Investito a Bosco Mesola, 76enne muore sedici giorni dopo l’incidente
Non ce l’ha fatta Moreno Trombini. L’incidente lo scorso 24 luglio. Era sulle strisce per andare al bar, il decesso dopo la lunga degenza al Sant’Anna
Bosco Mesola Non ce l’ha fatta Moreno Trombini, l’ex bidello delle scuole di Bosco che era stato investito lo scorso 24 luglio. Se inizialmente le sue condizioni non erano apparse gravi, nei giorni successivi mentre era ancora ricoverato all’ospedale Sant’Anna di Cona l’anziano di Bosco si è aggravato, morendo mezzo mese dopo l’incidente. Trombini, che in paese era conosciuto per il lavoro di collaboratore scolastico, ma anche per la sua simpatia, era in pensione ormai da diversi anni ed era facile vederlo in giro per il paese. Come stava facendo quel giorno, quando è stato investito mentre si recava al bar, appena sceso dalla propria auto. Separato da tempo, Trombini lascia il figlio Nicola, autista.

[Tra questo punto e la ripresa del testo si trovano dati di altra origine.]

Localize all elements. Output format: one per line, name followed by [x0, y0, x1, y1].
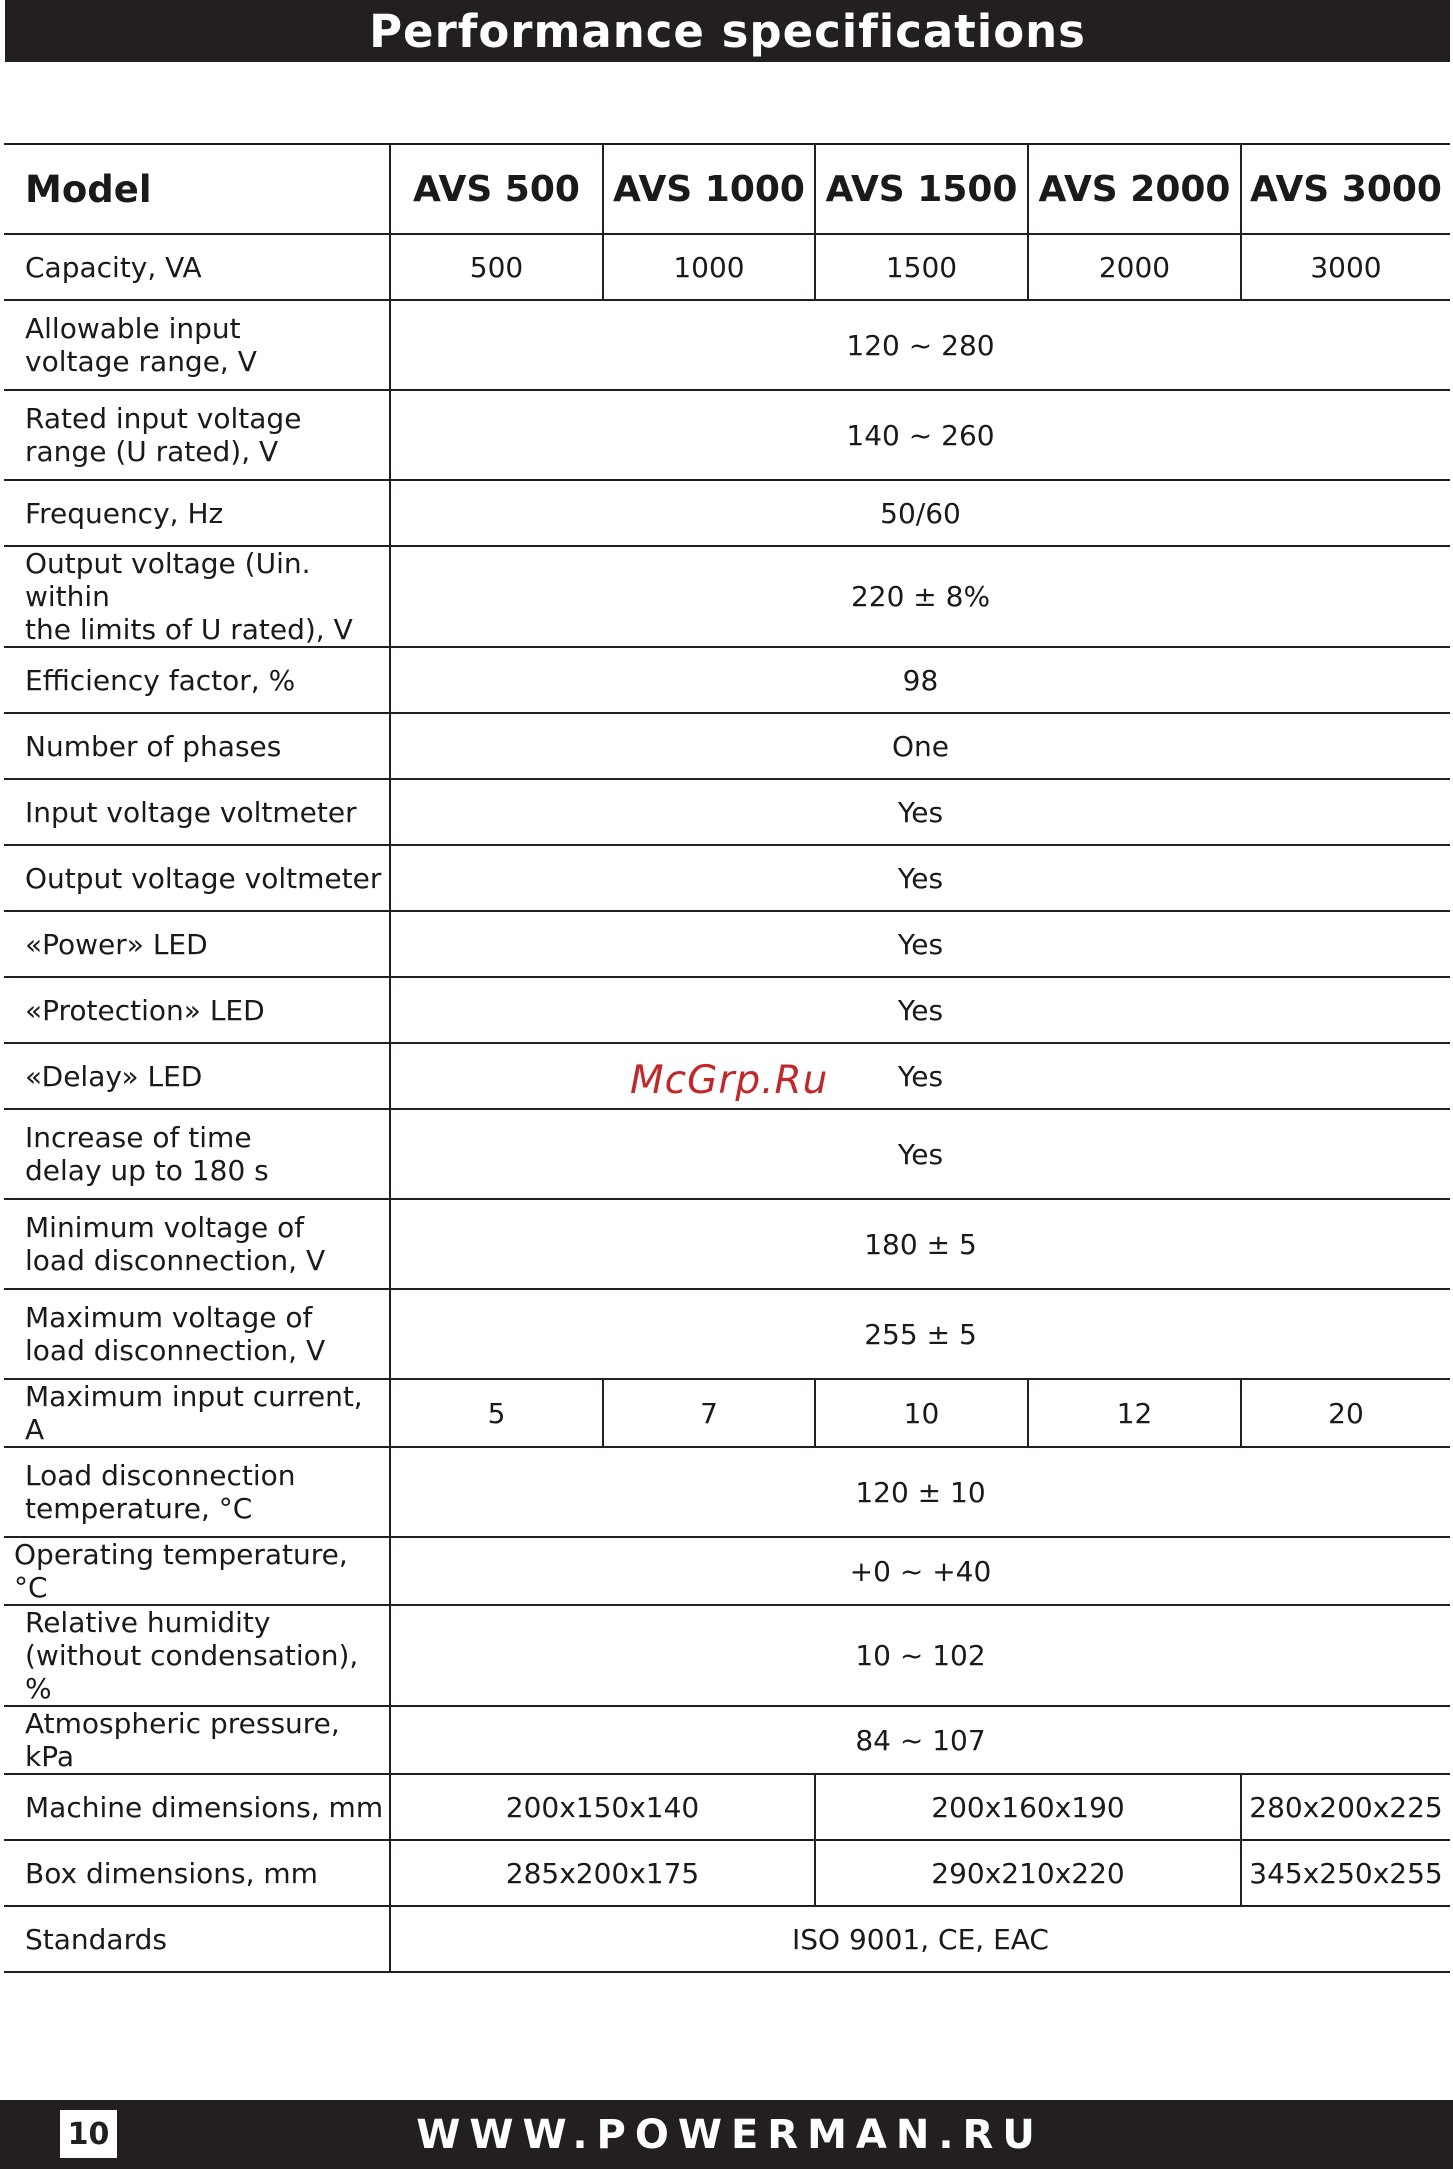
row-label: «Protection» LED	[4, 977, 390, 1043]
cell-value: 120 ~ 280	[390, 300, 1450, 390]
header-model: AVS 2000	[1028, 144, 1241, 234]
row-label: Load disconnection temperature, °C	[4, 1447, 390, 1537]
row-label: Increase of time delay up to 180 s	[4, 1109, 390, 1199]
cell-value: 10 ~ 102	[390, 1605, 1450, 1706]
table-row	[4, 779, 1450, 845]
table-row	[4, 546, 1450, 647]
cell-value: 98	[390, 647, 1450, 713]
row-label: «Delay» LED	[4, 1043, 390, 1109]
cell-value: 200x150x140	[390, 1774, 815, 1840]
row-label: Rated input voltage range (U rated), V	[4, 390, 390, 480]
row-label: Standards	[4, 1906, 390, 1972]
row-label: Minimum voltage of load disconnection, V	[4, 1199, 390, 1289]
cell-value: 200x160x190	[815, 1774, 1241, 1840]
cell-value: 500	[390, 234, 603, 300]
table-header-row	[4, 144, 1450, 234]
table-row	[4, 1706, 1450, 1774]
cell-value: 290x210x220	[815, 1840, 1241, 1906]
row-label: Atmospheric pressure, kPa	[4, 1706, 390, 1774]
footer-url: WWW.POWERMAN.RU	[416, 2111, 1044, 2158]
table-row	[4, 1840, 1450, 1906]
cell-value: 255 ± 5	[390, 1289, 1450, 1379]
cell-value: Yes	[390, 911, 1450, 977]
table-row	[4, 234, 1450, 300]
row-label: Number of phases	[4, 713, 390, 779]
table-row	[4, 911, 1450, 977]
cell-value: 1000	[603, 234, 815, 300]
row-label: Relative humidity (without condensation), %	[4, 1605, 390, 1706]
header-label: Model	[4, 144, 390, 234]
cell-value: 1500	[815, 234, 1028, 300]
row-label: Input voltage voltmeter	[4, 779, 390, 845]
table-row	[4, 647, 1450, 713]
page-title: Performance specifications	[369, 4, 1086, 58]
cell-value: ISO 9001, CE, EAC	[390, 1906, 1450, 1972]
table-row	[4, 390, 1450, 480]
table-row	[4, 1537, 1450, 1605]
cell-value: Yes	[390, 1043, 1450, 1109]
cell-value: 2000	[1028, 234, 1241, 300]
cell-value: Yes	[390, 845, 1450, 911]
row-label: Box dimensions, mm	[4, 1840, 390, 1906]
cell-value: 120 ± 10	[390, 1447, 1450, 1537]
cell-value: One	[390, 713, 1450, 779]
cell-value: 7	[603, 1379, 815, 1447]
cell-value: Yes	[390, 977, 1450, 1043]
cell-value: 140 ~ 260	[390, 390, 1450, 480]
table-row	[4, 977, 1450, 1043]
header-model: AVS 1000	[603, 144, 815, 234]
cell-value: Yes	[390, 1109, 1450, 1199]
cell-value: 20	[1241, 1379, 1450, 1447]
row-label: Output voltage (Uin. within the limits of U rated), V	[4, 546, 390, 647]
cell-value: 3000	[1241, 234, 1450, 300]
table-row	[4, 1289, 1450, 1379]
table-row	[4, 1605, 1450, 1706]
row-label: Efficiency factor, %	[4, 647, 390, 713]
table-row	[4, 1774, 1450, 1840]
watermark: McGrp.Ru	[630, 1058, 829, 1103]
header-model: AVS 1500	[815, 144, 1028, 234]
cell-value: 12	[1028, 1379, 1241, 1447]
table-row	[4, 1906, 1450, 1972]
header-model: AVS 500	[390, 144, 603, 234]
table-row	[4, 1379, 1450, 1447]
cell-value: +0 ~ +40	[390, 1537, 1450, 1605]
cell-value: 180 ± 5	[390, 1199, 1450, 1289]
cell-value: 5	[390, 1379, 603, 1447]
cell-value: 280x200x225	[1241, 1774, 1450, 1840]
table-row	[4, 1199, 1450, 1289]
table-row	[4, 480, 1450, 546]
cell-value: 50/60	[390, 480, 1450, 546]
cell-value: Yes	[390, 779, 1450, 845]
table-row	[4, 300, 1450, 390]
title-bar	[5, 0, 1450, 62]
row-label: Frequency, Hz	[4, 480, 390, 546]
header-model: AVS 3000	[1241, 144, 1450, 234]
table-row	[4, 713, 1450, 779]
page-number: 10	[60, 2110, 117, 2158]
cell-value: 345x250x255	[1241, 1840, 1450, 1906]
row-label: Operating temperature, °C	[4, 1537, 390, 1605]
table-row	[4, 1109, 1450, 1199]
row-label: «Power» LED	[4, 911, 390, 977]
table-row	[4, 1447, 1450, 1537]
cell-value: 220 ± 8%	[390, 546, 1450, 647]
table-row	[4, 845, 1450, 911]
row-label: Maximum voltage of load disconnection, V	[4, 1289, 390, 1379]
cell-value: 285x200x175	[390, 1840, 815, 1906]
row-label: Machine dimensions, mm	[4, 1774, 390, 1840]
row-label: Capacity, VA	[4, 234, 390, 300]
row-label: Maximum input current, A	[4, 1379, 390, 1447]
row-label: Output voltage voltmeter	[4, 845, 390, 911]
cell-value: 10	[815, 1379, 1028, 1447]
row-label: Allowable input voltage range, V	[4, 300, 390, 390]
cell-value: 84 ~ 107	[390, 1706, 1450, 1774]
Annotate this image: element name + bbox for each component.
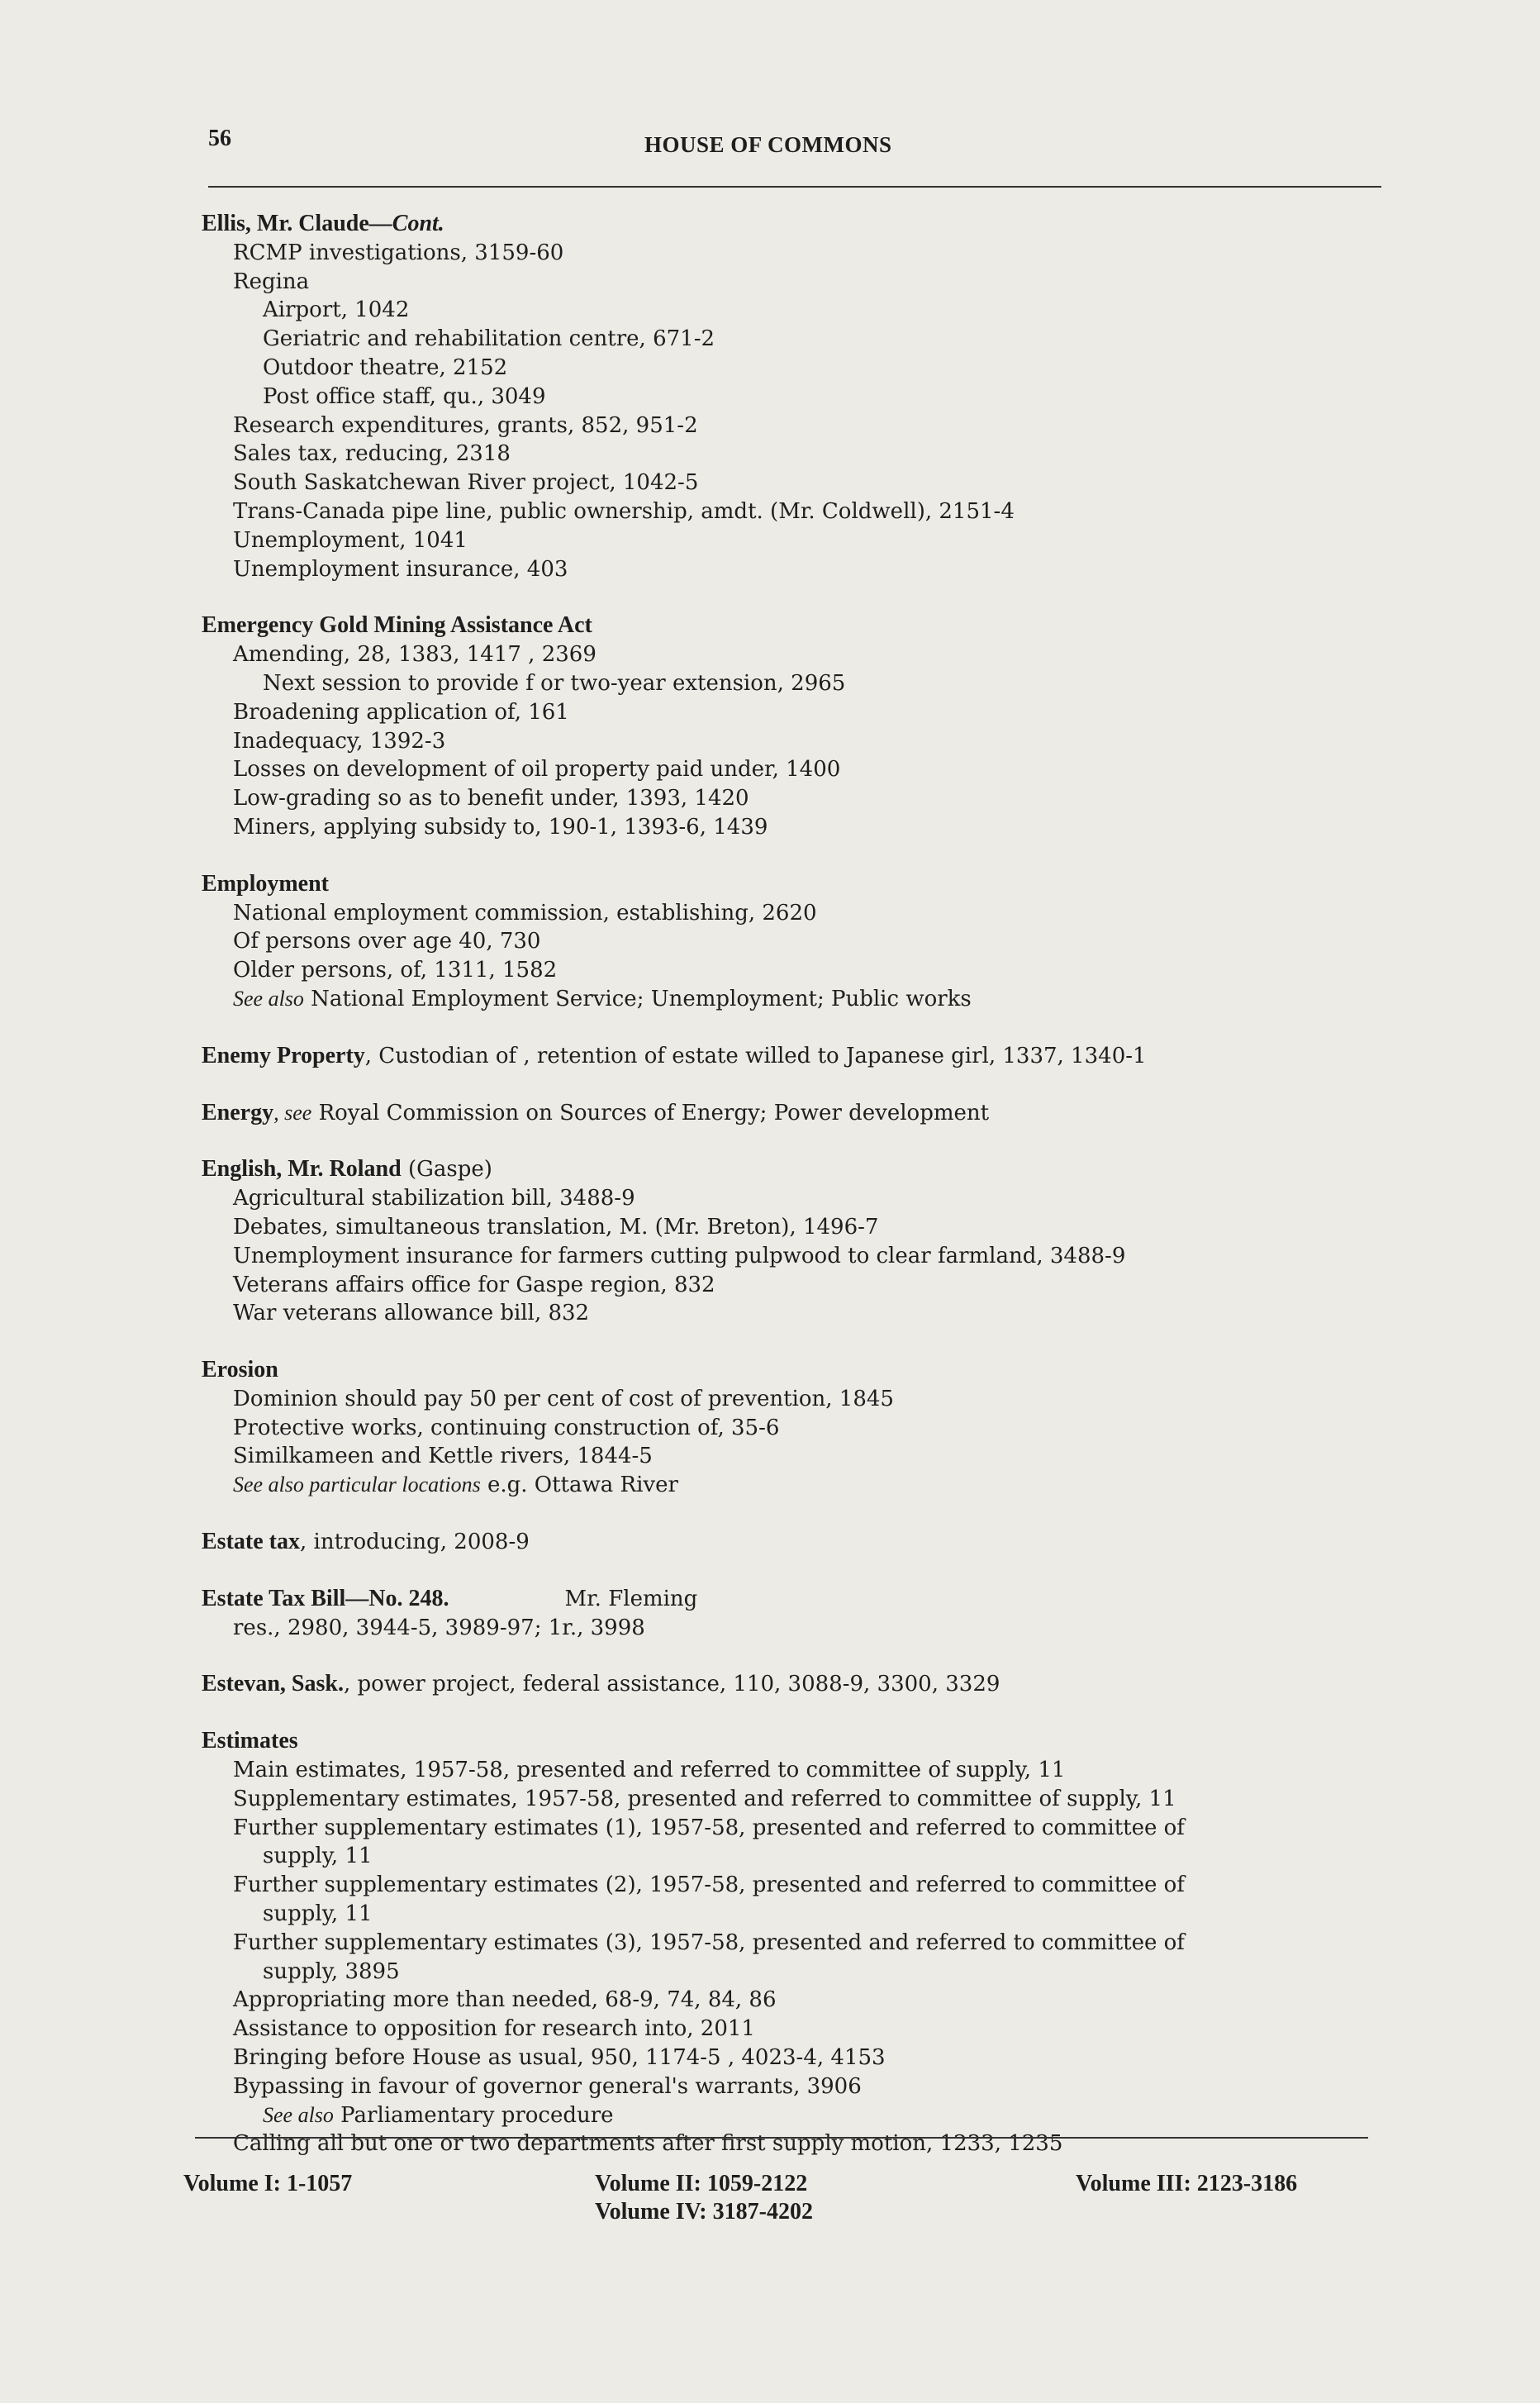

«Chi ha frequentato le scuole in paese - ci dice un conoscente - ricorda benissimo Moreno. Era un uomo tanto semplice quanto simpatico. Questa è proprio una brutta notizia».
Il figlio di Trombini appena successo l’incidente si era subito rivolto all’Infortunistica Veneta, la quale ha incaricato i propri professionisti per gli aspetti penali e civilistici dell’incidente e per la ricostruzione di quanto accaduto nei pressi della rotatoria tra piazza Vittorio Veneto e via Cristina, anche se la dinamica è apparsa da subito chiara. Ovviamente, la morte del 76enne cambia la situazione, perché se prima il reato per il conducente dell’auto che ha investito Trombini era lesioni gravi, ora potrebbe essere indagato per omicidio stradale. Di certo, i familiari di Trombini si costituiranno parte civile nel procedimento penale.
La tragedia
Lo scorso venerdì 24 luglio, attorno alle 18.30, Trombini era appena sceso dalla propria auto e stava attraversando sulle strisce pedonali per raggiungere il bar che si trova dalla parte opposta della strada, quando è stato investito dalla Fiat 500 di un compaesano di 63 anni (ovviamente scosso per l’accaduto), il quale si stava immettendo nella via. In quel momento all’esterno del bar vi erano diverse persone che hanno assistito alla scena e hanno immediatamente chiamato i soccorsi. Sul posto erano arrivati il personale sanitario e l’elisoccorso, con quest’ultimo che aveva poi trasportato il 76enne - rimasto sempre cosciente - a Cona. Erano poi arrivati anche i carabinieri della Compagnia di Comacchio, ai quali era spettato il compito di effettuare i rilievi di legge. Come detto, però, le condizioni di Trombini si sono ben presto aggravate, fino purtroppo alla morte.